In the wake of the implementation of the Affordable Care Act, more than 30 million previously uninsured Americans will gain access to health care. Some of these individuals may never have interfaced with the behavioral health system. In response to an increasing need for behavioral health services, improved outcomes, and cost containment, there is a growing shift from independent behavioral health and primary care practices to collaborative care practice models. These new models have psychiatrists working with primary care providers (PCPs) and behavioral health providers (BHPs, typically social workers or psychologists) using a systematic approach to concurrently treat behavioral health and physical health conditions. By following this approach it allows the extension of psychiatric expertise to more patients.

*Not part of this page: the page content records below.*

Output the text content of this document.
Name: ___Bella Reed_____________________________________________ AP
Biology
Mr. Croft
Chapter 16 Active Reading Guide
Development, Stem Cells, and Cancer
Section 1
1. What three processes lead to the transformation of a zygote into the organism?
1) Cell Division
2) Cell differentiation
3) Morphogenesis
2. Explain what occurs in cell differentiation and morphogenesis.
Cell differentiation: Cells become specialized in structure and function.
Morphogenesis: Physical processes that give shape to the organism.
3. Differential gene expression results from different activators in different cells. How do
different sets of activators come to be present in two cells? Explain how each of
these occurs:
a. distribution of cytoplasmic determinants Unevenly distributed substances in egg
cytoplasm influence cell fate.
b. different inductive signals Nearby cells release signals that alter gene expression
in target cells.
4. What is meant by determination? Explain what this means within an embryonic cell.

From early studies in the 1990’s to improve the detection and treatment of depression in elderly patients in primary care settings, to more recent work on outcomes in the management of depression in patients with multiple chronic conditions, a vast body of research has demonstrated the benefit of collaborative care models. However, as with any new treatment modality, psychiatrists may approach collaborative care models with a degree of uncertainty about liability risks. While there are several documents as well as case law addressing the potential malpractice risk of consultation in other medical specialties, a review of the literature revealed few publications offering guidelines for psychiatric consultations. Previous publications have been limited in scope by focusing on interactions between psychiatrists with non-physician treatment providers and have not addressed the potential liability exposure in the overlapping roles of the psychiatrist within an integrated care setting. However, these authors likely could not have anticipated the change in scope of practice of psychiatry in recent years. This resource document provides background information on medical malpractice cases, defines the doctor-patient relationship, and distinguishes the different forms of “split treatment” and how this applies to psychiatric consultation offered to PCPs and BHPs in primary care settings. In addition, it describes the duty of the psychiatrist across the spectrum of roles on an integrated care team and makes recommendations to reduce the risk of medical malpractice issues.
Close proximity can foster a culture of cooperation and mutual education between PCPs and psychiatrists. This approach, often referred to as “co-location,” has several benefits for patients. The PCP may or may not choose to communicate with the psychiatrist about the behavioral health of patients or make referrals, but the contiguity may increase the chances of successful referral. Limitations in this model have given rise to new treatment paradigms for improving care. In integrated care settings, behavioral health specialists are incorporated into the primary care practice with the psychiatrist providing consultation to the PCP and BHP for management of a patient’s behavioral health conditions. These recommendations may be based upon an informal or “curbside” consultation request by the PCP or BHP, a review of the medical record or registry, and, less frequently, by formal evaluation of the patient in person or by televideo.
There are a number of integrated care models including the Improving Mood Promoting Access to Collaborative Treatment (IMPACT) model and Massachusetts Child Psychiatry Access Project (MCPAP). In these models of care, the psychiatry consultant’s role may include key aspects of both formal and informal consultation and varying aspects of “split treatment” (including what have traditionally been referred to as supervisory, consultative or collaborative roles for non-physicians).
This resource document provides a framework for some of the issues to consider when working in practices offering integrated care, and provides practical points to consider in managing liability concerns. Keep in mind that issues regarding liability may not always be clear, particularly in specialty areas that are rapidly evolving. Where indicated, the psychiatrist should clarify the extent of their involvement clinically and the level of interaction with the patient and care team. Whether there is liability for malpractice depends upon specific circumstances surrounding each case and each state has different laws, regulations and caselaw. Finally, consulting an attorney or risk manager for guidance on specific issues is strongly encouraged.